Your Blueprint should look like this:

  1. Click the Save & Finish button at the bottom of the screen.
success

You've successfully set up dbt as a Blueprint.

Now anyone in your organization can use the Blueprint to run your data models. We're going to test our Blueprint to validate that everything runs correctly.

Step 6 - Setting Up a Vessel#

  1. Click Use this Blueprint on the success screen.

At this point, you should be on a screen that looks like this:

  1. Enter dbt run into the DBT CLI Command field.
  2. Click Next Step.
  3. On the Settings step:
    1. Name your Vessel dbt run test
    2. Select either Playground or Testing for the Project
    3. Click Save & Finish
  4. Immediately Click Run Your Vessel

Step 7 - Review the Results#

You should be immediately redirected to the actively running Vessel Log. Within the Log you'll be able to see all of the dbt models and their output for the sample data.

You should also be able to see the resulting tables and views in your database of choice.

Congratulations on setting up a dbt Blueprint!
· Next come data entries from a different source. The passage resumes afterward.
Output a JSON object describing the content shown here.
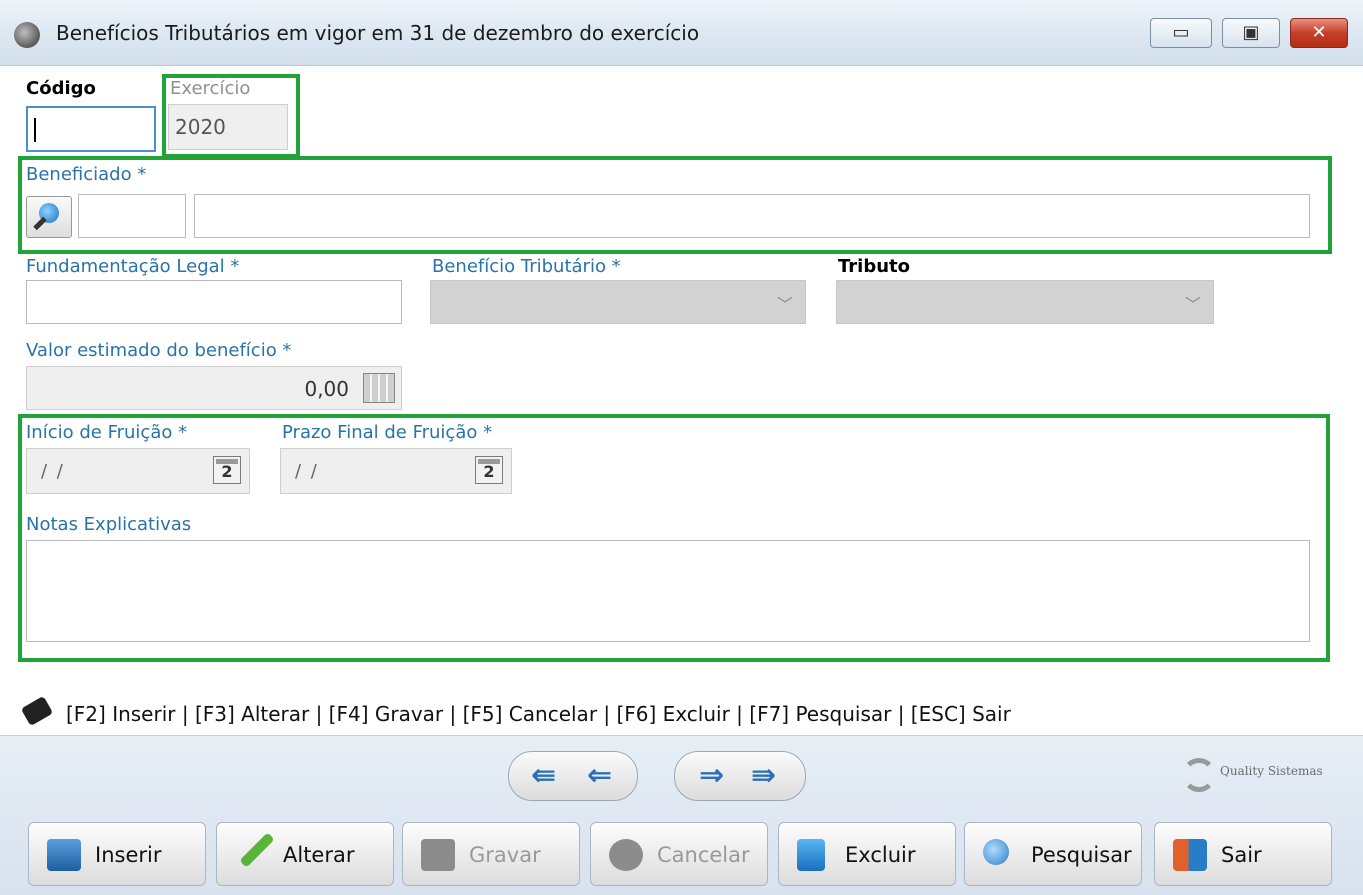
{
  "window": {
    "title": "Benefícios Tributários em vigor em 31 de dezembro do exercício",
    "controls": {
      "minimize": "▭",
      "maximize": "▣",
      "close": "✕"
    }
  },
  "form": {
    "codigo": {
      "label": "Código",
      "value": ""
    },
    "exercicio": {
      "label": "Exercício",
      "value": "2020"
    },
    "beneficiado": {
      "label": "Beneficiado *",
      "code_value": "",
      "name_value": ""
    },
    "fundamentacao": {
      "label": "Fundamentação Legal *",
      "value": ""
    },
    "beneficio_tributario": {
      "label": "Benefício Tributário *",
      "value": ""
    },
    "tributo": {
      "label": "Tributo",
      "value": ""
    },
    "valor_estimado": {
      "label": "Valor estimado do benefício *",
      "value": "0,00"
    },
    "inicio_fruicao": {
      "label": "Início de Fruição *",
      "value": "/ /"
    },
    "prazo_final": {
      "label": "Prazo Final de Fruição *",
      "value": "/ /"
    },
    "notas": {
      "label": "Notas Explicativas",
      "value": ""
    },
    "calendar_day": "2",
    "chevron": "﹀"
  },
  "shortcuts": "[F2] Inserir | [F3] Alterar | [F4] Gravar | [F5] Cancelar | [F6] Excluir | [F7] Pesquisar | [ESC] Sair",
  "nav": {
    "first": "⇚",
    "prev": "⇐",
    "next": "⇒",
    "last": "⇛"
  },
  "logo": "Quality Sistemas",
  "buttons": {
    "inserir": "Inserir",
    "alterar": "Alterar",
    "gravar": "Gravar",
    "cancelar": "Cancelar",
    "excluir": "Excluir",
    "pesquisar": "Pesquisar",
    "sair": "Sair"
  },
  "colors": {
    "highlight": "#22a339",
    "label_blue": "#2a73a8",
    "toolbar_bg": "#dfe8f2"
  }
}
You now have a repeatable solution that can be used again and again for all of your data models.

What Comes Next#

Now that you've successfully worked your way through this tutorial, there's a lot of additional things that you can try out on your own with this knowledge.

Run Different Commands#

Can you set up new Vessels with the same Blueprints

Set up Triggers#

dbt works best when it's running on a consistent schedule or immediately after new data has loaded. Try adding Triggers to your dbt Vessels or including them as part of a Fleet.

Upload Logs#

Every time you run dbt, a log file is either created or updated. This works great when you're running dbt locally, but not as great on Shipyard where the default behavior is to wipe any generated files after runtime.

Try to set up a Fleet that uploads the generated dbt.log file in /logs/ to your Cloud storage platform of choice.